# Activation of Soluble Adenylyl Cyclase as a Novel Therapeutic Strategy for the Treatment of Age-Related Neurodegenerative Disorders

> **NIH NIH F31** · WEILL MEDICAL COLL OF CORNELL UNIV · 2022 · $37,439

## Abstract

Project Summary/Abstract
 The worldwide population of individuals over the age of 65 is continuing to grow and is expected to double
over the next 30 years. Due to this increase, an associated rise in age-related neurodegenerative diseases
(NDs), such as Alzheimer’s (AD) and Parkinson’s disease, has been observed. Despite decades of research,
there are currently no FDA-approved therapies that can stop or reverse disease progression. The accumulation
of misfolded protein aggregates is a common feature of age-related NDs and is thought to be heavily involved
in the pathophysiology of the diseases. Proteins aggregates can be cleared from the cell through autophagy,
one of the major biological degradation pathways. Protein aggregates are degraded in the final step of
autophagy, where they are delivered to cellular organelles known as lysosomes. Lysosomes maintain an acidic
pH between 4-5 to maintain an optimal environment for acid hydrolases.

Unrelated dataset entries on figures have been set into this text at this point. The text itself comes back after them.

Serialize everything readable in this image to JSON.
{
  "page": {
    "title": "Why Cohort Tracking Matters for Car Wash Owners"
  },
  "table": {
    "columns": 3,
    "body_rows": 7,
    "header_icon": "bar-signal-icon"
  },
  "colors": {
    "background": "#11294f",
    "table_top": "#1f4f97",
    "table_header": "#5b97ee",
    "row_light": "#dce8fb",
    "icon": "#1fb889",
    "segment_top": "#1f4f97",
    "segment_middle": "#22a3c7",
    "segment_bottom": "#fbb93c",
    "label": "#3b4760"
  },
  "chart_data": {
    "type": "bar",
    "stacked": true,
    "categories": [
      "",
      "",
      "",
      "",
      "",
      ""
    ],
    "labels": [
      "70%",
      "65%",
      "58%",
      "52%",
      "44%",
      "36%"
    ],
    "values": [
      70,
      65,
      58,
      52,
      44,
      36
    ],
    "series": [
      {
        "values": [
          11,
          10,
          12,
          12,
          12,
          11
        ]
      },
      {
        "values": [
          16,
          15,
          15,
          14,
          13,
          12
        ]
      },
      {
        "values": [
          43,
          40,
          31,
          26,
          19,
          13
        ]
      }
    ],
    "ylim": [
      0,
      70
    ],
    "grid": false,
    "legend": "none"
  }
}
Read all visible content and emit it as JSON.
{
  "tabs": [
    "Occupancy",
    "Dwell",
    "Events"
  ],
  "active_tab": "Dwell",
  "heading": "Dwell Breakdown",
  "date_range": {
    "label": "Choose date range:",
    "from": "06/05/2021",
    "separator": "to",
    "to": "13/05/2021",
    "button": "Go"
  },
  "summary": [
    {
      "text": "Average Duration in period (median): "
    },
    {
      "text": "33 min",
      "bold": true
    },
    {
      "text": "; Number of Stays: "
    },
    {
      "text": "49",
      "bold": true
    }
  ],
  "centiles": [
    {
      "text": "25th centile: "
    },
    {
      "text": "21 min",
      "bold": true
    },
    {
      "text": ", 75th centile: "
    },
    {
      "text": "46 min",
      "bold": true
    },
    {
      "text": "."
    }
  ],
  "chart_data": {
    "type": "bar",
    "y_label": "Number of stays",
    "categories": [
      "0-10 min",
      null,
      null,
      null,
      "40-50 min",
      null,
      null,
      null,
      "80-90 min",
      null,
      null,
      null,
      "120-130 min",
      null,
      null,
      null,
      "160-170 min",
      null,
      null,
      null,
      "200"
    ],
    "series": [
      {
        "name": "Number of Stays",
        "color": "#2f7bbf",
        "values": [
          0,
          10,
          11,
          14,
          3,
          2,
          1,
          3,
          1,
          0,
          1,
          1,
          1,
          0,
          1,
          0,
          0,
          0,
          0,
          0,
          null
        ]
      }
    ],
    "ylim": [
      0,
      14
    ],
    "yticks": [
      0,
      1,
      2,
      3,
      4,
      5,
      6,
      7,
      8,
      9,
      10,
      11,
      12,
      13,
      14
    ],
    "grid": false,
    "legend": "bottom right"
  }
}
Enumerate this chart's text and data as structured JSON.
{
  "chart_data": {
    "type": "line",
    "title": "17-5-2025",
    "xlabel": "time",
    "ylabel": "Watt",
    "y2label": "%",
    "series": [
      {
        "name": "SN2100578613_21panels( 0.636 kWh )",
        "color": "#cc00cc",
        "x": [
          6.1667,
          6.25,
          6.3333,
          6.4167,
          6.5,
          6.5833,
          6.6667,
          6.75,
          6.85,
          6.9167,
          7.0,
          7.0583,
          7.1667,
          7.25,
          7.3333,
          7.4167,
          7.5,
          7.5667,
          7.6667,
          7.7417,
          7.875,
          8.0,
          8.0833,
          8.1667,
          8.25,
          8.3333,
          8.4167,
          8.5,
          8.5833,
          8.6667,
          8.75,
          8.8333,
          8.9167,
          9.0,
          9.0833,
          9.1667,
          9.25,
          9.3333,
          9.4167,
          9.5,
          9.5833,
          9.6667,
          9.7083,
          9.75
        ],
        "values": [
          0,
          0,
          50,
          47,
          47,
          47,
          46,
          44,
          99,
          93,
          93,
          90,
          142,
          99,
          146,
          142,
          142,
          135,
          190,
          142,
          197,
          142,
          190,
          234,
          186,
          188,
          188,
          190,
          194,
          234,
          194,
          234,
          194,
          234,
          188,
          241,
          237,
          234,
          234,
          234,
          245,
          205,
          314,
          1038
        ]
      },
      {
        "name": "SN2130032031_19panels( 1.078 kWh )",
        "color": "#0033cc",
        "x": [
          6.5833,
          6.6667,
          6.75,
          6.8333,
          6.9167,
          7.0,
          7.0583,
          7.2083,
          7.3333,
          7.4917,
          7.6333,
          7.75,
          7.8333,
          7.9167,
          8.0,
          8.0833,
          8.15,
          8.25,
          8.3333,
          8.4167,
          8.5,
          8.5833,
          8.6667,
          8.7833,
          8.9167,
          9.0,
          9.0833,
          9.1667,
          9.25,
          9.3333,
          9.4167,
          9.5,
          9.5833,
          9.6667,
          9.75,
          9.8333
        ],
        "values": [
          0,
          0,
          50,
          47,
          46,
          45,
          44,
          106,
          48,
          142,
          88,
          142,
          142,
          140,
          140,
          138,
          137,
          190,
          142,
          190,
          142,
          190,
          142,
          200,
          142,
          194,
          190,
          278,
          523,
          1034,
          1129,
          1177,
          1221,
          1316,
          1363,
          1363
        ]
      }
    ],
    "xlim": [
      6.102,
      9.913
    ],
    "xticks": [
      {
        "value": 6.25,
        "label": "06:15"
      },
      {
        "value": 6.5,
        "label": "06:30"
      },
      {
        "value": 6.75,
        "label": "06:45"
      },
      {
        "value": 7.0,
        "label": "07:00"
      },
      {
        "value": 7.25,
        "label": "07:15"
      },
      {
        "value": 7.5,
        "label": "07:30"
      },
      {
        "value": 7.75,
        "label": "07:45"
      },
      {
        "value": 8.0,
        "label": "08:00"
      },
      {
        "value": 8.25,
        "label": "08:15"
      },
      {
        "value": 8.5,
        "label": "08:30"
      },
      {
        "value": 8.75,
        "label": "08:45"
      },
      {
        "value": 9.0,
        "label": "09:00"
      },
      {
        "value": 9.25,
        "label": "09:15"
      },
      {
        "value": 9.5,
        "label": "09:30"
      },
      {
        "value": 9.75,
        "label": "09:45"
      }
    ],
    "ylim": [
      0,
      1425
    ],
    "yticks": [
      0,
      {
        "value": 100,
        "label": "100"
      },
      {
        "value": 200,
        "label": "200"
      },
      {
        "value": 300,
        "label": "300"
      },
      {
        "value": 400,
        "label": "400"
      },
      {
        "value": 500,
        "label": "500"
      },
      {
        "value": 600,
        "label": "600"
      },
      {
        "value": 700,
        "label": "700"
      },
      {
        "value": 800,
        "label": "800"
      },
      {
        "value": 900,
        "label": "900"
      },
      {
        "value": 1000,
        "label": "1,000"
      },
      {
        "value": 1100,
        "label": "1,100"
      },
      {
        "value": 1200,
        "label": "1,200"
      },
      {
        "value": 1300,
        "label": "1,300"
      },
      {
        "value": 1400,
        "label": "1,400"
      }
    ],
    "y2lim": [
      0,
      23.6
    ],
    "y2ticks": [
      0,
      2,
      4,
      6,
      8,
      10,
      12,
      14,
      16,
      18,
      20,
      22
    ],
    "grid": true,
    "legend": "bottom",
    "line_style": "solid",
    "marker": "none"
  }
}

In aging cells and in a cellular model of
AD, lysosomes become less acidic, their hydrolases become less active and, as a result, there is a decrease in
degradation through autophagy (i.e., autophagic flux) and an accumulation of undigested materials. In models
of AD pathology, re-acidification of lysosomal pH, via addition of exogenous cAMP, reversed this phenotype. In
line with these findings, we have shown that cAMP generated from a cytosolic adenylyl cyclase isoform, known
as Soluble Adenylyl Cyclase (sAC), promotes lysosomal acidification. In addition, cells that do not express sAC
show decreased autophagic flux. This, and other, physiological roles of sAC have been determined via the use
of inhibitors and various genetic tools that were developed to study sAC biology. However, the “toolbox” that is
currently used to study sAC is lacking a key component: a pharmacological activator of sAC. To identify a sAC
activator, we conducted a high-throughput screen of 400,000 chemically diverse compounds. From this library
we discovered 13 presumptive sAC activators. In this proposal, I describe the in vitro and cell-based assays that
I will use to confirm, characterize, and further develop these 13 compounds as “first-of-their kind” small molecule
activators selective for sAC. Using the newly discovered sAC activators, I will test the hypothesis that stimulating
sAC can enhance lysosomal acidification and stimulate autophagy, and as a result, decrease accumulation of
protein aggregates. If successful, these studies will validate small molecule sAC activators as a potential novel
therapeutic strategy to treat neurodegenerative disorders.

## Key facts

- **NIH application ID:** 10443843
- **Project number:** 5F31AG069501-03
- **Recipient organization:** WEILL MEDICAL COLL OF CORNELL UNIV
- **Principal Investigator:** Thomas Rossetti
- **Activity code:** F31 (R01, R21, SBIR, etc.)
- **Funding institute:** NIH
- **Fiscal year:** 2022
- **Award amount:** $37,439
- **Award type:** 5
- **Project period:** 2020-08-11 → 2023-02-28

## Primary source

NIH RePORTER: https://reporter.nih.gov/project-details/10443843

## Citation

> US National Institutes of Health, RePORTER application 10443843, Activation of Soluble Adenylyl Cyclase as a Novel Therapeutic Strategy for the Treatment of Age-Related Neurodegenerative Disorders (5F31AG069501-03). Retrieved via AI Analytics 2026-05-24 from https://api.ai-analytics.org/grant/nih/10443843. Licensed CC0.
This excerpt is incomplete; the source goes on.